The brand employed Psy of Gangnam Style fame (the real one this time) to star in the brand’s first-ever Super Bowl spot which was announced via a flash mob in New Orleans.

"The Super Bowl is the most widely watched sporting event of the year, 'Gangnam Style' is the most-watched YouTube video, and Wonderful Pistachios is the top-selling snack nut item on the market," said Marc Seguin, Paramount Farms vice president of marketing. "It's a powerhouse combination."  

Taking a slightly different approach was Thankyou, the social enterprise behind Thankyou Water. The brand engaged in a host of experiential activities via a multi-layered marketing campaign with the aim of attracting attention from the supermarket giants, Coles and Woolworths.

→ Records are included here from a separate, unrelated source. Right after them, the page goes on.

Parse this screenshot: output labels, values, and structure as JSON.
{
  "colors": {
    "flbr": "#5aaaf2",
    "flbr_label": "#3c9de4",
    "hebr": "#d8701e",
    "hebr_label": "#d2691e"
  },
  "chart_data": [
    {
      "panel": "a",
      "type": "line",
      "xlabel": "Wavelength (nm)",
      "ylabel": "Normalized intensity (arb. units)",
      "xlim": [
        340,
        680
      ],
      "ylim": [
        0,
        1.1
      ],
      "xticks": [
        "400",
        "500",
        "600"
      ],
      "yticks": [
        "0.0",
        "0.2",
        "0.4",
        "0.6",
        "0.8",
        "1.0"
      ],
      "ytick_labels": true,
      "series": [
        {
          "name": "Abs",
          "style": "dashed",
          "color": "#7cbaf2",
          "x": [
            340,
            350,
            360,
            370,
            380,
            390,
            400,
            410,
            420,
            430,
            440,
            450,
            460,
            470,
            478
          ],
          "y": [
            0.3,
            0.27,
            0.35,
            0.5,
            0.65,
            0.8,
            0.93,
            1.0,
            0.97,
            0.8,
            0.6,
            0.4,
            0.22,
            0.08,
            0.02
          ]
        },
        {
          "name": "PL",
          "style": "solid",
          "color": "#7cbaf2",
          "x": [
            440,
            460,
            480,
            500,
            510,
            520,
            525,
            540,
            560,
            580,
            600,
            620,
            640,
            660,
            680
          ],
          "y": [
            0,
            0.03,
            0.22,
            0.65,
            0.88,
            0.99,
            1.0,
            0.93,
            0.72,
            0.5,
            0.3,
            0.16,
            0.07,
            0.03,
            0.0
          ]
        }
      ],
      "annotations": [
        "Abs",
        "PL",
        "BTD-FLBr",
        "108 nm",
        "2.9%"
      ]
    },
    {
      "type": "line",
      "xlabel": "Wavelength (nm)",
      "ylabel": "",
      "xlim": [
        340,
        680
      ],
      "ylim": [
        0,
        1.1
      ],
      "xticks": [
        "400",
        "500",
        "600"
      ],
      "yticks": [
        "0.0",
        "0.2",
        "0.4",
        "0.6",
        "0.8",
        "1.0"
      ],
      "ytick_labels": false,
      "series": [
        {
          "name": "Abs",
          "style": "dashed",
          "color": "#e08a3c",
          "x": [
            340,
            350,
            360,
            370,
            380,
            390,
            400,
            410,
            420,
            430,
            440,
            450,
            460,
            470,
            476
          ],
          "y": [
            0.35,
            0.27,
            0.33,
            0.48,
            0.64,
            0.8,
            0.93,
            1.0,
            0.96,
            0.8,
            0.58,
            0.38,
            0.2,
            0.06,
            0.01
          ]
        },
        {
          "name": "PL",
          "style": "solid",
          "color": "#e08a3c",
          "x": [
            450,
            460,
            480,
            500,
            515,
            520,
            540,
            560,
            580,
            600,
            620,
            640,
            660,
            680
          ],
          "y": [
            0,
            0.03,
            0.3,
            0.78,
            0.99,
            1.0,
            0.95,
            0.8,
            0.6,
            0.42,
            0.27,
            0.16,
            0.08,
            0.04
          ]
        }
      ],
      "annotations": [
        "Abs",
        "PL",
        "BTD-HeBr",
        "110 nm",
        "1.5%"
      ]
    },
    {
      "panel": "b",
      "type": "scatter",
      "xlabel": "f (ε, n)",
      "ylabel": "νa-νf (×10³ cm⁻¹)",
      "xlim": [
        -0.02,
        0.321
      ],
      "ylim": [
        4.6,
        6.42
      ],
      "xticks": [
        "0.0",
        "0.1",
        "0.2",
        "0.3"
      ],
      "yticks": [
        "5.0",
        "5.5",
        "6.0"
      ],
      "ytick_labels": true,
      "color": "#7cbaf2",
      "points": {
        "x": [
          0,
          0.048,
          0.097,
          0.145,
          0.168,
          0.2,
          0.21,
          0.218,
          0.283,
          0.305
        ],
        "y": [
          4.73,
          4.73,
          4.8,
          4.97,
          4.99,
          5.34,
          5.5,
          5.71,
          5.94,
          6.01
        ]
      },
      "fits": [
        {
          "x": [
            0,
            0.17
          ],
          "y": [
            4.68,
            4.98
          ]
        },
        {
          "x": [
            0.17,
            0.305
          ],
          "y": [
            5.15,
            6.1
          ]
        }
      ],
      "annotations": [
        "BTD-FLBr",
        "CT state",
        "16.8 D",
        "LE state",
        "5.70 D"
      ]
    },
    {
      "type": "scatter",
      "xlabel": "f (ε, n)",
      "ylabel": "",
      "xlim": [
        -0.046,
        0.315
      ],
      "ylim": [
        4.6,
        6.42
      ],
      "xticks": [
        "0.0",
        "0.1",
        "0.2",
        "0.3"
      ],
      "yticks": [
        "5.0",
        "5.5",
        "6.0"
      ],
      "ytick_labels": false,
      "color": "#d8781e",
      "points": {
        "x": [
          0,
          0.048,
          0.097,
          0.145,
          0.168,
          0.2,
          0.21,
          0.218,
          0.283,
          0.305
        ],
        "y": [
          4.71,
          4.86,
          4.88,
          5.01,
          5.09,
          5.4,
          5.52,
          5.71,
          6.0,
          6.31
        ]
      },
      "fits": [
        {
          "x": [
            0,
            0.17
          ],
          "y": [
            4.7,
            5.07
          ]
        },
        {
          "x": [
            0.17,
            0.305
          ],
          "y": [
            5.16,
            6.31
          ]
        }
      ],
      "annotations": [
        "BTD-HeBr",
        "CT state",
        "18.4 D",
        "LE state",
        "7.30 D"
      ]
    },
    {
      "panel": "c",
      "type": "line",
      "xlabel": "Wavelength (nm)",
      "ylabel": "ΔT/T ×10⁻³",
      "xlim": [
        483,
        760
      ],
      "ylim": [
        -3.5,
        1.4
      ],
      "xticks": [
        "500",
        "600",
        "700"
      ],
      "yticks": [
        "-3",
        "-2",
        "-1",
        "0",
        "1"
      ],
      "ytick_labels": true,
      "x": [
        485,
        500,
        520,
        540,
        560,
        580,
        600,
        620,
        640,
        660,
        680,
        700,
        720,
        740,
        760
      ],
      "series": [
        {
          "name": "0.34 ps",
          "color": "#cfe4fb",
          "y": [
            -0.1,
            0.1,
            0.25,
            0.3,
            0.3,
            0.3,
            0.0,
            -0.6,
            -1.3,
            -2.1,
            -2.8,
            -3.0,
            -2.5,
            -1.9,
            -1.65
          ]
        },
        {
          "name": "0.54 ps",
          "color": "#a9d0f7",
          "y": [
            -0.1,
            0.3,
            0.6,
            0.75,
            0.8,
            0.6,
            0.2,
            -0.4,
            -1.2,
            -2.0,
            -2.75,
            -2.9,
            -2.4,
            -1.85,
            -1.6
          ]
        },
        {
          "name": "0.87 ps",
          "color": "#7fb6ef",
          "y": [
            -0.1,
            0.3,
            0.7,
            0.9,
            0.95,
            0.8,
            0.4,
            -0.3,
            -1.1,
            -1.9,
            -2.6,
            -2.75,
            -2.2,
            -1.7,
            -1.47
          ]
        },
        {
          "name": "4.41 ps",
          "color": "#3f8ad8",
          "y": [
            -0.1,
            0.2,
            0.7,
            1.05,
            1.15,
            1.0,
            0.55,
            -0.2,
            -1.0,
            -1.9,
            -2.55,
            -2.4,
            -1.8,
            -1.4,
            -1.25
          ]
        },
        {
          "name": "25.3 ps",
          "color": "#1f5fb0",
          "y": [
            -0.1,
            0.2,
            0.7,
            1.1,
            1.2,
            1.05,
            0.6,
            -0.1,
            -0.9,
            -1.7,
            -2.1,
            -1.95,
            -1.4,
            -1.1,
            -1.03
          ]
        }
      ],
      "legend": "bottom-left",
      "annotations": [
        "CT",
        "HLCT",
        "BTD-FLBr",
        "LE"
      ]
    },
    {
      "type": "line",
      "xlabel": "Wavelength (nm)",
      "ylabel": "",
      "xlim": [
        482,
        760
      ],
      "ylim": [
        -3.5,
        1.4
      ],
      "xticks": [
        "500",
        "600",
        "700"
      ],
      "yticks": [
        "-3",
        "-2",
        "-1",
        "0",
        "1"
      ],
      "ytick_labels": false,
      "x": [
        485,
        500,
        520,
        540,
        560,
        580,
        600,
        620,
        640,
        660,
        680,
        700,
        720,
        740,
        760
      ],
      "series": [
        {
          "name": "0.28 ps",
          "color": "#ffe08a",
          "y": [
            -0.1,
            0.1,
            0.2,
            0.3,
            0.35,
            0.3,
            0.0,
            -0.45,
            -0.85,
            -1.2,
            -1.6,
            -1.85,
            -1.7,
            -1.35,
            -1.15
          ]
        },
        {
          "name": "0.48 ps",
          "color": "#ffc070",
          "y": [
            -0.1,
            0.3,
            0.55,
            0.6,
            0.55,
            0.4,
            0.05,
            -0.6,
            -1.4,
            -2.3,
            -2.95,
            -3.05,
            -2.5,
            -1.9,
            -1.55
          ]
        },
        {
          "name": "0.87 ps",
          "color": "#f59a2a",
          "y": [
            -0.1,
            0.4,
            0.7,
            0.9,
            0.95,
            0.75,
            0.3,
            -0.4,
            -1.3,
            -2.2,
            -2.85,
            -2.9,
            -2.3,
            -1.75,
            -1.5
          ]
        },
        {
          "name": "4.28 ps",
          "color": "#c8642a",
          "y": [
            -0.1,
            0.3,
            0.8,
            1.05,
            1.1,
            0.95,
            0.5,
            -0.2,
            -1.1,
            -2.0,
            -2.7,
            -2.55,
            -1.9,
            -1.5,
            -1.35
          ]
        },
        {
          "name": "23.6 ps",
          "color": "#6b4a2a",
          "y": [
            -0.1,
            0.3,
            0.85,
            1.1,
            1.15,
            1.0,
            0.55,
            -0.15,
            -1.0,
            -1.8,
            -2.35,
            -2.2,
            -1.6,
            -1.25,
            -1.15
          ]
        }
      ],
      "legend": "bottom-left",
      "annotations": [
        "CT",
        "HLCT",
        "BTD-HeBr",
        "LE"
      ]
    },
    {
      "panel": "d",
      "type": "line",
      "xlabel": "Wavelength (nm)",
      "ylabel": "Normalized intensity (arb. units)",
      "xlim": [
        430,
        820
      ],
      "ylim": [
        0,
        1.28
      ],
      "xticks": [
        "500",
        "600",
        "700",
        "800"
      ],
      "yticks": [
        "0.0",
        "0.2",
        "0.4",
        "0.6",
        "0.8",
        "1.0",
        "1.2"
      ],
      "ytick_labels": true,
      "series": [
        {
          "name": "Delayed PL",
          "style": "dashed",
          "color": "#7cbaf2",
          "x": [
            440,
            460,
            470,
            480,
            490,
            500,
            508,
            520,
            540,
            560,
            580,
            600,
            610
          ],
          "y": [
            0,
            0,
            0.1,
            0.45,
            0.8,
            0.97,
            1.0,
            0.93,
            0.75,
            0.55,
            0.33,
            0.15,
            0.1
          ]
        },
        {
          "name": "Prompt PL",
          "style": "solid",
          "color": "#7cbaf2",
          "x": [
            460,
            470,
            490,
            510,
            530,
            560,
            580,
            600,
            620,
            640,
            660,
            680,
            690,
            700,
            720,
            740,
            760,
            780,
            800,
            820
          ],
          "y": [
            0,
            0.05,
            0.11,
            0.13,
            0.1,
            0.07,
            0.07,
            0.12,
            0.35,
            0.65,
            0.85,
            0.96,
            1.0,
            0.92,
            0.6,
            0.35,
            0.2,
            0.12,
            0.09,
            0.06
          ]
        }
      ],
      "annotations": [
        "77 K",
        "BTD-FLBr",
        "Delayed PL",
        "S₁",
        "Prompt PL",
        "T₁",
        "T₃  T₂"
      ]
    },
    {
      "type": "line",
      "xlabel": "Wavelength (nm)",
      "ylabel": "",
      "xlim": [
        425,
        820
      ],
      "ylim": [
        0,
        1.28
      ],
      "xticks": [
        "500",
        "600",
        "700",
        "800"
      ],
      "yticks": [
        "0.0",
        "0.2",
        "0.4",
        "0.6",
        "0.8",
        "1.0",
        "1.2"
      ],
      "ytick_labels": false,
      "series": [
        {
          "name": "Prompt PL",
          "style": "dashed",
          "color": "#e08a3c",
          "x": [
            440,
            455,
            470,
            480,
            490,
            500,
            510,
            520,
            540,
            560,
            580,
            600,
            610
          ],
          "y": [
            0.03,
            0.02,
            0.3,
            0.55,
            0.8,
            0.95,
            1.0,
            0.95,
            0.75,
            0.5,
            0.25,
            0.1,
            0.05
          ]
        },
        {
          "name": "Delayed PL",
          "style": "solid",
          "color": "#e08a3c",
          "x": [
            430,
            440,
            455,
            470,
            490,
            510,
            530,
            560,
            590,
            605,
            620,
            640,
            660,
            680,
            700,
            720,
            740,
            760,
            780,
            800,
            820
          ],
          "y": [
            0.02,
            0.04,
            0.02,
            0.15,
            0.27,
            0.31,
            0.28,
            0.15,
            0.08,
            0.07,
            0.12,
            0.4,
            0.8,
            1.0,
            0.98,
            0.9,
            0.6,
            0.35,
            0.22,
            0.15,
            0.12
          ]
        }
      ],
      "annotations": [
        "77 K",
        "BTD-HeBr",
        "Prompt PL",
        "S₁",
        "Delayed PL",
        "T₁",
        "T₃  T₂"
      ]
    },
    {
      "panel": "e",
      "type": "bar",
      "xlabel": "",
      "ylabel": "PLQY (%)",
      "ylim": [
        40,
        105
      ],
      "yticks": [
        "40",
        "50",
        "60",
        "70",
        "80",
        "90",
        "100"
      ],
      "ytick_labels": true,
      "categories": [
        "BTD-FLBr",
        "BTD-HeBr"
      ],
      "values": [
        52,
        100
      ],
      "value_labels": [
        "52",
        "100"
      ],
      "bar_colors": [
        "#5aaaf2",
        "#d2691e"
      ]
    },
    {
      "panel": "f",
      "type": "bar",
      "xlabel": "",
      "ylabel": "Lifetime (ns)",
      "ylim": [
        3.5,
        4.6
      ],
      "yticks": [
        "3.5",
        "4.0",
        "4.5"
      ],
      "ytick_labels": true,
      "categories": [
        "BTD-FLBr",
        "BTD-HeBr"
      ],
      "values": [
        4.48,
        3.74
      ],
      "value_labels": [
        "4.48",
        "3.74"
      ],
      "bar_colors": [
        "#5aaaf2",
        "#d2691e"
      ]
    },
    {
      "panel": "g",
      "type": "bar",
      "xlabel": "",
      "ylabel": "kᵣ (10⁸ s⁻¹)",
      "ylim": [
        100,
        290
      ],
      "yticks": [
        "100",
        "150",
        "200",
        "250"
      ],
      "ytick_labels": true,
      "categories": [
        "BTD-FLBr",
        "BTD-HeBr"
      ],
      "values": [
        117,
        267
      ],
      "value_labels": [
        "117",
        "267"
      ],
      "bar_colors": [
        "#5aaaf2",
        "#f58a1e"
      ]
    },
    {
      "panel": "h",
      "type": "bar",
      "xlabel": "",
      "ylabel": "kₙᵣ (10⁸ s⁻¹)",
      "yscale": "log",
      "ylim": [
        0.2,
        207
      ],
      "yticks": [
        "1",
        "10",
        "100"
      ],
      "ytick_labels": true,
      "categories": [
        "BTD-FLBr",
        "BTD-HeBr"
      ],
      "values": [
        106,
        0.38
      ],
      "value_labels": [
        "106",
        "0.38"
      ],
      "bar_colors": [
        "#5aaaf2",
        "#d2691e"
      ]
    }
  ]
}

The campaign gained a momentous amount of exposure via social media and included flying two helicopters over Coles’ Melbourne headquarters in Hawthorn, and Woolworths’ Sydney headquarters in Bella Vista. Each helicopter carried a 10,000 square foot banner with messages asking the retailers to “change the world” by stocking their products.

The two week campaign included a mix of traditional advertising, celebrity endorsements and of course an extensive social media presence which included creative videos and thousands of posts by Thankyou fans on both the Coles and Woolworths’ Facebook pages.

The campaign is estimated to have reached over 13 million people.

“It’s been amazing to see thousands of Australians post on both Coles and Woolworths’ Facebook pages in support of the Thankyou range. We’ve been blown away by the level of support,” said Daniel Flynn, co-founder and managing director of Thankyou.“We set a goal to reach 10,000 views of the campaign video by the end of the campaign and we hit that number within the first day.”

Although money helps, of course, and is often a key driver, a brand doesn’t necessarily need a hefty advertising budget to run a successful marketing campaign. Social networking tools are among the most powerful media vehicles, with the potential to connect brands with countless consumers from around the globe. All you need is a good concept and a bit of creativity.